Close enough, as long as it works I suppose. (would love to say don’t get your undies in a bunch over it, but I think there is a better term out there on the world wide wiver of infowmation)

And can’t forget the temp that repainted the wheels on my former f250 work truck and managed to put every lug nut on backwards, and it did not take more than a couple of years for the paint to wear off the tires.


#11

Yup!
This was clearly just an attempt to emulate the “wide stance” of former Senator Larry Craig (R-Idaho)–albeit in a very different environment.

:stuck_out_tongue_winking_eye:


#12

Until the Larry Craig story, I thought that “Getting lucky in the men’s room” meant finding a motion-sensing faucet that actually worked.


#13

I see Civics with the wheels/tires sticking way out of the wheel wells all the time. I don’t think these kids understand how much load they’re putting on the ball joints, bearings, etc. There’s an old axiom; “give me a long enough lever and I can lift the world”. These kids are in effect adding levers to the loads on the components.

They’re also changing their suspension and steering geometries in ways that they don’t understand.


#14

Not only do they not understand, how this changes the steering/suspension geometries, and adversely effects handling and control. The idiots plain just don’t care.


#15

This is the correct way!!


#16

Um… about that fifth lug nut… :smiling_imp:


#17

I can see it now, big yellow stickers being required that say “this side out”. Like the sod layers “green side up”.


#18

Interesting comment, Bing. Doughnut spares may be the last thing left that don’t have warning labels, and they’re the one that can get you killed the most easily.

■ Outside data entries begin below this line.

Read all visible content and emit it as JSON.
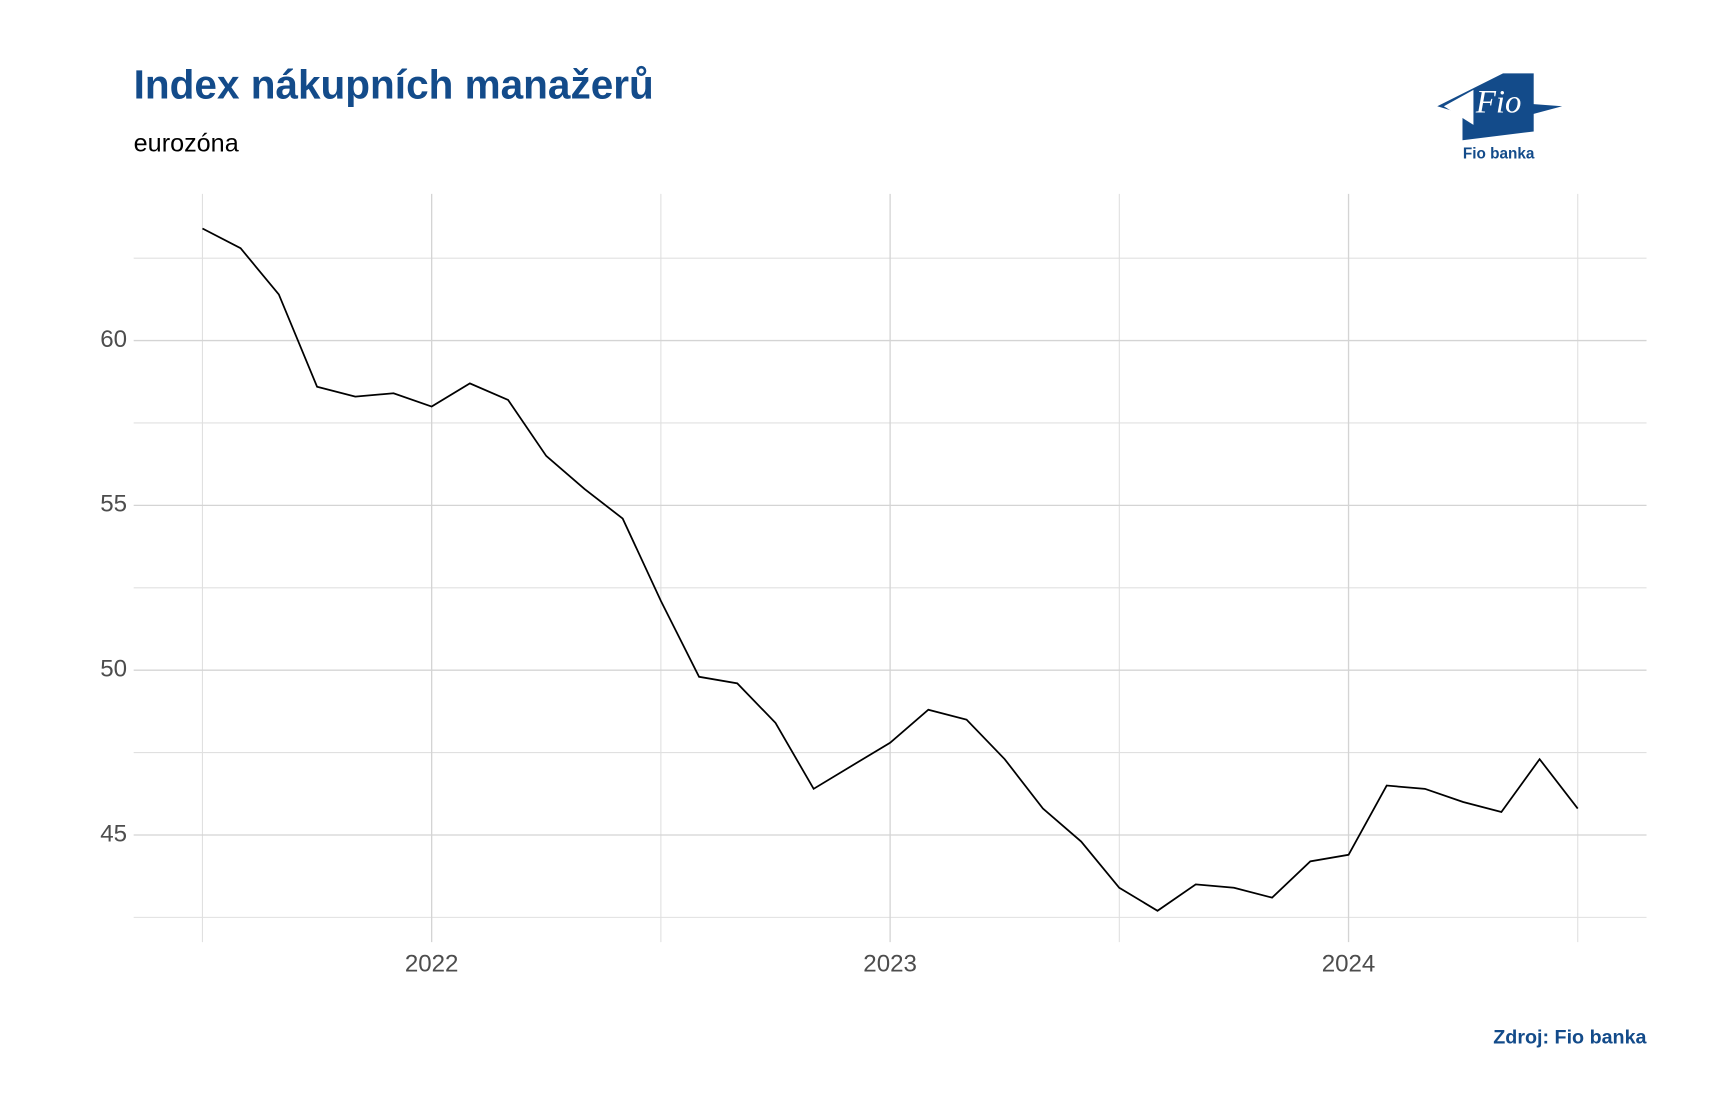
{
  "chart_data": {
    "type": "line",
    "title": "Index nákupních manažerů",
    "subtitle": "eurozóna",
    "source": "Zdroj: Fio banka",
    "logo": {
      "mark": "Fio",
      "name": "Fio banka"
    },
    "x": [
      2021.5,
      2021.5833,
      2021.6667,
      2021.75,
      2021.8333,
      2021.9167,
      2022,
      2022.0833,
      2022.1667,
      2022.25,
      2022.3333,
      2022.4167,
      2022.5,
      2022.5833,
      2022.6667,
      2022.75,
      2022.8333,
      2022.9167,
      2023,
      2023.0833,
      2023.1667,
      2023.25,
      2023.3333,
      2023.4167,
      2023.5,
      2023.5833,
      2023.6667,
      2023.75,
      2023.8333,
      2023.9167,
      2024,
      2024.0833,
      2024.1667,
      2024.25,
      2024.3333,
      2024.4167,
      2024.5
    ],
    "series": [
      {
        "color": "#000000",
        "values": [
          63.4,
          62.8,
          61.4,
          58.6,
          58.3,
          58.4,
          58.0,
          58.7,
          58.2,
          56.5,
          55.5,
          54.6,
          52.1,
          49.8,
          49.6,
          48.4,
          46.4,
          47.1,
          47.8,
          48.8,
          48.5,
          47.3,
          45.8,
          44.8,
          43.4,
          42.7,
          43.5,
          43.4,
          43.1,
          44.2,
          44.4,
          46.5,
          46.4,
          46.0,
          45.7,
          47.3,
          45.8
        ]
      }
    ],
    "xlim": [
      2021.35,
      2024.65
    ],
    "xticks": [
      2022,
      2023,
      2024
    ],
    "ylim": [
      41.75,
      64.45
    ],
    "yticks": [
      45,
      50,
      55,
      60
    ],
    "grid": true
  }
}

Loved the “green side up” joke. I heard it many years ago, and never forgot it.
Perhaps the others would enjoy it. :yum:


#19

Wow! I’ve never even tried to do that to see if it was even possible. Here are my guesses at why this happened:

1.) First time use, didn’t know any better, not an observant person

2.) Put it on the correct way first, but it looked so recessed and buried in the wheel well that it looked less safe, stability-wise, than what he ended up with

3.) So many people these days installing protruding wheels that he thought the spare could be installed that way too.

4.) Didnt trust the wheel and wanted to be able to actually see it from his side-view mirror. Maybe it was a really short hop at very low speed, too.

5.) Maybe was afraid he’d forget he installed it if it wasn’t sticking out like that?

Makes you think, though, that those things should be designed such that they only can be installed one way. Maybe you weld some uneven, protruding “pegs” on the outside so if this side is placed against the hub you cannot get the wheel over the studs, or its so uneven that’s it’s obvious to you that it cannot be mounted that way. Could also paint the hub two different colors and/or have raised white lettering on the tire sidewall to help indicate which side goes where. It would also be nice if they could design the mini spare to make an annoying sound to encourage the person to replace it ASAP. I see so many people driving around on those things on the interstate at speeds that have to be dangerous for them.

Tester - did you notice if the metal on either the spare or the hub at the contact point was worn down at all? Isn’t the metal raised around the bolt holes to make the lug nuts fit snugly? If you mounted this side against the hub, I would think if you drove around long enough you’d started to see grinding of metal on one or both parts without a flush/flat fit


#20

I thought it was interesting that in Sioux Falls, they were having a class for teenagers on car maintenance including how to change a tire.